1

I have more than 5 Million pairs of two 3D Vectors and I need to calculate the angle between each pair. I tried with:

# calculate angle 
def unit_vector(vector):
    return vector / np.linalg.norm(vector)

def angle_between(v1, v2):
    v1_u = unit_vector(v1)
    v2_u = unit_vector(v2)
    return np.arccos(np.clip(np.dot(v1_u, v2_u), -1.0, 1.0))

as in this post

E.g.:

a=[[1,1,1],[1,2,1],[6,4,5]]
b=[[1,0,0],[6,2,2],[1,9,2]]

anglevec=np.zeros(len(a))

for i in range(len(a)):
    anglevec[i]=angle_between(a[i], b[i])

print(anglevec)

but the implementation with the loop is far too slow.

Can anyone help?

smaica
  • 397
  • 6
  • 19
  • The problem is: do you really need the angle? With many 3d (and 2d) calculations, you can often skip the angle (arccos) and compare the dot product (or product*s*) itself. Arccos is the worst one here for performance, dot product is made of simple calculations. – h4z3 Jun 12 '19 at 10:01
  • 1
    If you're desperate enough you could create an arccos lookup table, say with thousands of entries. Then the argument can be scaled and truncated to an integer, the index in your table. Lookups are fast. Your precision would be limited but you could estimate the error and see if you could live with it. – Mike O'Connor Jun 12 '19 at 10:30
  • when I precalculate the unit vectors, can I do the dot product without looping over a and b? – smaica Jun 12 '19 at 10:41

2 Answers2

1

A Numba approach

The task is quite simple to implement eg. https://stackoverflow.com/a/16544330/4045774 The only problem is that Python loops are extremely slow. This can be avoided by using Numba or Cython.

Example

import numba as nb
import numpy as np

#You can disable parallelization with parallel=False
@nb.njit(fastmath=True,error_model="numpy",parallel=True)
def angle(v1,v2):
    #Check the dimensions, this may also have an effect on SIMD-vectorization
    assert v1.shape[1]==3
    assert v2.shape[1]==3
    res=np.empty(v1.shape[0])

    for i in nb.prange(v1.shape[0]):
        dot=0.
        a=0.
        b=0.
        for j in range(3):
            dot+=v1[i,j]*v2[i,j]
            a+=v1[i,j]**2
            b+=v2[i,j]**2
        res[i]=np.arccos(dot/(np.sqrt(a*b)))
    return res

Timings

#Use numpy-arrays when working with arrays
a=np.random.rand(500_000,3)
b=np.random.rand(500_000,3)

%timeit res=your_func(a,b)
5.65 s ± 45.5 ms per loop (mean ± std. dev. of 7 runs, 1 loop each)
%timeit res=angle(a,b) #without using Numba 
3.15 s ± 13 ms per loop (mean ± std. dev. of 7 runs, 1 loop each)
%timeit res=angle(a,b) #with Numba
2.13 ms ± 441 µs per loop (mean ± std. dev. of 7 runs, 1 loop each)
max9111
  • 5,288
  • 1
  • 11
  • 22
-1

Here a solution using Pool and Pool.map.

from multiprocessing import Pool, cpu_count
import numpy as np

def unit_vector(vector):
    return vector / np.linalg.norm(vector)

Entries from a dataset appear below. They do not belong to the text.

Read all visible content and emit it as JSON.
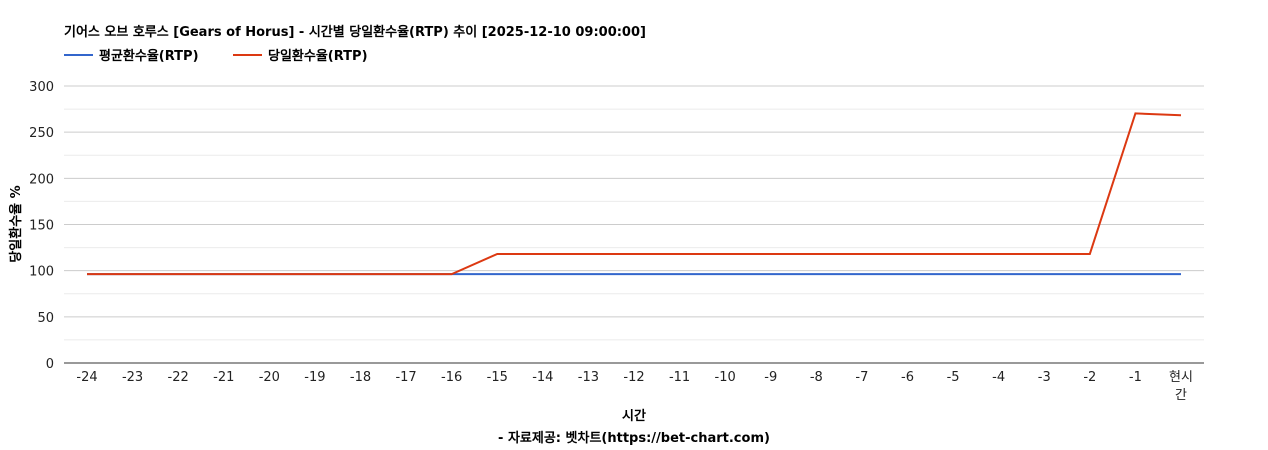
{
  "chart_data": {
    "type": "line",
    "title": "기어스 오브 호루스 [Gears of Horus] - 시간별 당일환수율(RTP) 추이 [2025-12-10 09:00:00]",
    "xlabel": "시간",
    "source": "- 자료제공: 벳차트(https://bet-chart.com)",
    "ylabel": "당일환수율 %",
    "ylim": [
      0,
      300
    ],
    "yticks": [
      0,
      50,
      100,
      150,
      200,
      250,
      300
    ],
    "grid": true,
    "legend_position": "top-left",
    "categories": [
      "-24",
      "-23",
      "-22",
      "-21",
      "-20",
      "-19",
      "-18",
      "-17",
      "-16",
      "-15",
      "-14",
      "-13",
      "-12",
      "-11",
      "-10",
      "-9",
      "-8",
      "-7",
      "-6",
      "-5",
      "-4",
      "-3",
      "-2",
      "-1",
      "현시간"
    ],
    "series": [
      {
        "name": "평균환수율(RTP)",
        "color": "#3366cc",
        "values": [
          96.2,
          96.2,
          96.2,
          96.2,
          96.2,
          96.2,
          96.2,
          96.2,
          96.2,
          96.2,
          96.2,
          96.2,
          96.2,
          96.2,
          96.2,
          96.2,
          96.2,
          96.2,
          96.2,
          96.2,
          96.2,
          96.2,
          96.2,
          96.2,
          96.2
        ]
      },
      {
        "name": "당일환수율(RTP)",
        "color": "#dc3912",
        "values": [
          96.2,
          96.2,
          96.2,
          96.2,
          96.2,
          96.2,
          96.2,
          96.2,
          96.2,
          118.1,
          118.1,
          118.1,
          118.1,
          118.1,
          118.1,
          118.1,
          118.1,
          118.1,
          118.1,
          118.1,
          118.1,
          118.1,
          118.1,
          270.3,
          268.3
        ]
      }
    ]
  }
}
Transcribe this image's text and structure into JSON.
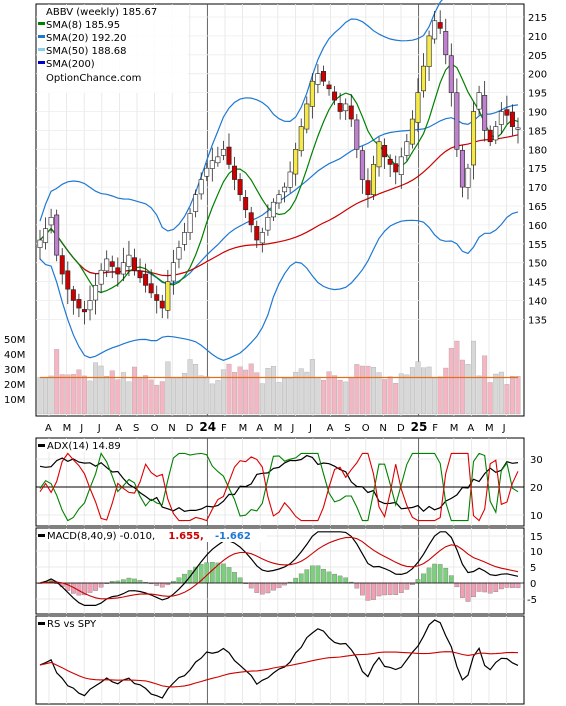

def angle_between(v1, v2):
    #if you want to maximize speed, avoid making variables
    #v1_u = unit_vector(v1)
    #v2_u = unit_vector(v2)
    return np.arccos(np.clip(np.dot(unit_vector(v1_u),unit_vector(v2_u)),-1.0,1.0))

def calc_angle(_list):
    #use list unpacking instead of instantiate variables
    return angle_between(*_list) 


a=[[1,1,1],[1,2,1],[6,4,5]]
b=[[1,0,0],[6,2,2],[1,9,2]]

with Pool(cpu_count()) as p: #use the context manager
    angles = p.map(calc_angle, zip(a,b))

The output:

>>> angles
[0.9553166181245092, 0.7398807743787404, 0.8775836986593762]
alec_djinn
  • 7,288
  • 8
  • 29
  • 58